Medical Review & Appeals (10%)
  • Oversee medical review activities to ensure accurate and consistent claim determinations (pre- and post-payment).
  • Develop and implement Medical Review Quality Assurance programs and internal review guidelines.
  • Review complex or high-level appeals and provide expert guidance on Medicare policy application.
  • Support the appeals process through position paper development and participation in administrative hearings (e.g., ALJ hearings).
Provider Education & Communication (10%)
  • Provide leadership within the provider community, including engagement with hospital and specialty associations.
  • Educate providers individually and in group settings on medical policies and identified compliance issues.
  • Maintain strong professional relationships with internal teams and external partners.
Required Qualifications
  • MD or DO degree from an accredited medical school.
  • Minimum of three (3) years of clinical practice experience as an attending physician.
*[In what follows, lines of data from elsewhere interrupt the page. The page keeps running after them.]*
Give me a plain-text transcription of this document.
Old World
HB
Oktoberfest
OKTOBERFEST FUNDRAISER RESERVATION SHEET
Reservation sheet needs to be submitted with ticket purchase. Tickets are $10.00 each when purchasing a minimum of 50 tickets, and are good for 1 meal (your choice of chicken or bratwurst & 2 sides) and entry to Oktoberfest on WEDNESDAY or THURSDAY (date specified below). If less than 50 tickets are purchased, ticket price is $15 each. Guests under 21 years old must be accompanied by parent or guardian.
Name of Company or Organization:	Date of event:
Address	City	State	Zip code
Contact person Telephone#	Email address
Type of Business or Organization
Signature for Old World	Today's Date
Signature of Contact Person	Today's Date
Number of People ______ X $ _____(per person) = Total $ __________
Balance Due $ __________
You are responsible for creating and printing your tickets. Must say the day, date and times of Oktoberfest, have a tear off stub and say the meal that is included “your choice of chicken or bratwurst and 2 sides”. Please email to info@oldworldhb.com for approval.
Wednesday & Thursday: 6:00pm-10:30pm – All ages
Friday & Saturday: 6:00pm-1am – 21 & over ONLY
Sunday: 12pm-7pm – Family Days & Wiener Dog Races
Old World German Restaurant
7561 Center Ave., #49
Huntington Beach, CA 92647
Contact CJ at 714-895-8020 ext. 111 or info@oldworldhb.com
  • Extensive knowledge of the Medicare program, including coverage and payment rules.
  • Experience in health insurance, utilization review, or healthcare claims processing involving development of medical necessity or coverage policies.
  • Demonstrated ability to evaluate clinical evidence and develop evidence-based medical necessity standards within the Medicare fee‑for‑service structure.
  • Basic understanding of medical coding conventions.